Just as everyone essentially has the same tree, there’s a fundamental samey quality to Christmas ads that actually makes them less interesting than ads that run the other 10 months of the year.

That’s why this column hasn’t touched the subject since 2017 – a vintage season in which a character in Marks & Spencer’s Paddington-starring effort was widely misheard as saying “f*** you, little bear”, prompting the creation of the social media hashtag #F***YouLittleBear.

Cautionary tale

Nothing so amusing is happening in M&S land in 2021. Instead, the retailer has Tom “Spiderman” Holland voicing smug gummy sweet Percy (the) Pig as he ventures round some surprisingly well-stocked aisles.

Brought to life by a clumsy fairy (Dawn French), Percy seemingly has no memory of his brief career as a Brexit cautionary tale last January, when M&S chief executive Steve Rowe admitted that importing the German-made sweets into Britain and then on to Ireland wasn't going to cut it under the then new (and still current, at time of writing) EU-UK trade deal.

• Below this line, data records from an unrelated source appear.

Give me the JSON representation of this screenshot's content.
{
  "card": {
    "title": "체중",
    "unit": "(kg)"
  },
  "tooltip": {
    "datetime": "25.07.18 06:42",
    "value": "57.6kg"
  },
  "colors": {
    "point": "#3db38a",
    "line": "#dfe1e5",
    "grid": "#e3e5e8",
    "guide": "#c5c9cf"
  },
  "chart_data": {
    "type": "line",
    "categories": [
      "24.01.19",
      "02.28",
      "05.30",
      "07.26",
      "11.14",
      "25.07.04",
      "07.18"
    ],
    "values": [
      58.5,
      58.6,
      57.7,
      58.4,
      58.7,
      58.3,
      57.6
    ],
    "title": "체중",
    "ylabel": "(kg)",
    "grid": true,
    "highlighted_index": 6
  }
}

John Lewis sells towels and coasters in Arnotts but doesn't have any physical stores in Ireland, so it's barely worth mentioning that the British department store company has done an ad titled "Unexpected Guest" – always the best kind of guest to have at Christmas time, I find.

Elsewhere, Sports Direct makes the refreshing case for us to "go all out" – as in outside – by showing various sports stars having a pleasingly surreal blast in the snow, while in its biggest Christmas campaign to date, TK Maxx opts for joy over sentiment as an awkward young boy triumphs during his organ-playing local concert turn, after his rendition of Aerosmith's Walk This Way is invigorated by the early gift of metallic winklepicker boots.

I have an early favourite and it's Bags of Joy from Boots. The three-minute version opens with former Doctor Who star Jenna Coleman discovering that, like the Tardis, her handbag is bigger on the inside than it is on the outside. She lies back on her bed and showers herself with cosmetics and other items available from Boots before remembering that, as it's Christmas, she should really be bringing joy to her Nan, her friends, a snowman and some random people at a fairground too.

This ad does a good job of ticking familiar boxes with its combination of magic touches, handwritten notes and consumerist honesty. Christmas means stuff. No, love – it means love. But love means stuff.

The most Christmassy thing about it, however, is nothing to do with any of that, but the fact that its director is Tom Hooper, erstwhile winner of the Academy Award for best director and also, in a completely separate CV entry, the director of Cats.

Redemption story

Two years ago, in a more innocent world, even a brief sight of Cats was deemed the worst thing you could inflict upon human eyes, and Hooper was cast out in the directorial wild. His return via advertising is like the first step on his path to redemption – it’s the season of goodwill, after all, and this year the special effects will be better.

It’s still far from 100 per cent jingle bells out there, with many brands waiting for more uncontroversial start dates, including the kings of “holidays are coming”, Coca-Cola. It remains to be seen whether the headline-generating shortage of HGV drivers will have given its marketers pause for thought, or whether it will once again depict an illuminated caravan of red trucks – a Christmas ad concept born in the globalisation-friendly 1990s – snagging all available licensed drivers in a mission to deliver Coke to remote places.

A Taika Waititi-directed ad Coca-Cola made in New Zealand last year recruited Santa Claus as a HGV driver – a great hire, though as strategies go, perhaps not entirely Brexit-proof.